By Patience Ukama
As most African countries start resuming flights following widespread lockdowns, COVID-19 risk reduction measures are top of the agenda for aviation security officials. Kenyan airlines have already opened up both pan-African and international flights to regions including Ghana, Sierra Leone, Tanzania, Ethiopia, Senegal and Britain; amongst others.
In many African countries, planning is underway to upgrade airport security and border controls for passenger screening and movement tracking. Recent events, however, have highlighted that health concerns are not the only risk facing the aviation industry.
Suspected terrorist Auerbacher Marius Falk, was arrested at Senegal’s Blaise Diagne International airport on 13 September 2020. The German citizen had an outstanding international warrant of arrest for his detention, as is wanted by both Germany and Interpol for alleged terrorist activities. He had been travelling under a false identity, with his passport stating that he was a Vietnamese pilot. His arrest came as a result of the airport’s security system alerting officials that he was a suspected dangerous fugitive wanted by international criminal policing authorities.
His arrest was a win for Senegalese border security, however, what is concerning is that he had been travelling to other countries across Africa while on the run, and had alluded capture throughout his cross-continental journeys. Countries he has been linked to include Tanzania, Guinea Bissau, Gambia, South Africa and Kenya (where he reportedly got married). This leads to questions on the integrity of airport security systems in African countries, including Kenya.
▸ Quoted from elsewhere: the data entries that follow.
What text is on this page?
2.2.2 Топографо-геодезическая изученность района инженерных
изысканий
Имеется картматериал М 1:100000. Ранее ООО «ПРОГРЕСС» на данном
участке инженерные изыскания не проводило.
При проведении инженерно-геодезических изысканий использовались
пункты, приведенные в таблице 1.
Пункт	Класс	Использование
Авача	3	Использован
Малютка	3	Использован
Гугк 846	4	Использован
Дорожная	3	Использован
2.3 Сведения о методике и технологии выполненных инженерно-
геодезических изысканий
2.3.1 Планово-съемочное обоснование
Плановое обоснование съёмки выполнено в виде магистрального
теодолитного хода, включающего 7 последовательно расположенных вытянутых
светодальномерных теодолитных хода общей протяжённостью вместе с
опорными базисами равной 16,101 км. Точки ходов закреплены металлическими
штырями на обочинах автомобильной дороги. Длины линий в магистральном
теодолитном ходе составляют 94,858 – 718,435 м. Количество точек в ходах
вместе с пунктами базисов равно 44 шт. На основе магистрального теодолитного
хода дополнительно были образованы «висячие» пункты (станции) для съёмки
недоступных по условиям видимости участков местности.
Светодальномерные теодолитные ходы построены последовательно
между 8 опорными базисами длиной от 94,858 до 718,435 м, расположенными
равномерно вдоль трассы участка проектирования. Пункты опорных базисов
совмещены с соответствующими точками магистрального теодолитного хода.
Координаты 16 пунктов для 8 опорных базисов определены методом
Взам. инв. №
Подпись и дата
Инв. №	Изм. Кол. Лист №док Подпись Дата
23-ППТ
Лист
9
African aviation security has been a major concern for a number of years. The issue was brought to the fore with more urgency following the reported hijacking of an Egyptian airlines flight in 2016. Commenting on the issue, Dr Nkosazana Dlamini-Zuma (African Union Commission Chairperson at the time), stated “Civil aviation is especially vulnerable to terrorist attacks as its operations are largely in the air rather than on the solid ground. The level of fatalities in each air crash as a result of either safety flaws or terrorist activities is the highest compared to the other transport modes”.
Clearly there is an urgent need for more advanced information systems as part of airport border security controls. Aviation authorities need to investigate and implement border control systems and advanced threat analysis technologies with data-analytics that are able to detect potential threats when it comes to illegal travellers. This is both for immigration and criminal activity alerting purposes. Specialised algorithm and passenger information-based systems are able to flag high-risk individuals at both arrival and departure points, and can immensely improve national security levels for countries that use such border control mechanisms.
The technology already exists and it is effective, as the Senegal airport arrest proves. It is up to aviation authorities and border control officials to assess the very real terrorist threats posing risks to national and international security. Particularly as Kenya, and the African continent at large, look to increased travel and tourism to help overcome the negative economic impacts of the global health crisis, air travel is a key component to boosting tourism and investment returns. What’s more is that advanced passenger identity verification and health screening technologies can be integrated into border checkpoint information systems, allowing for both potential health threats and illegal activity alerting. The need for improved aviation and border control security measures cannot be stressed enough for both the safety and socio-economic well-being of countries at this volatile point in time.
(Patience Ukama is a Communications specialist).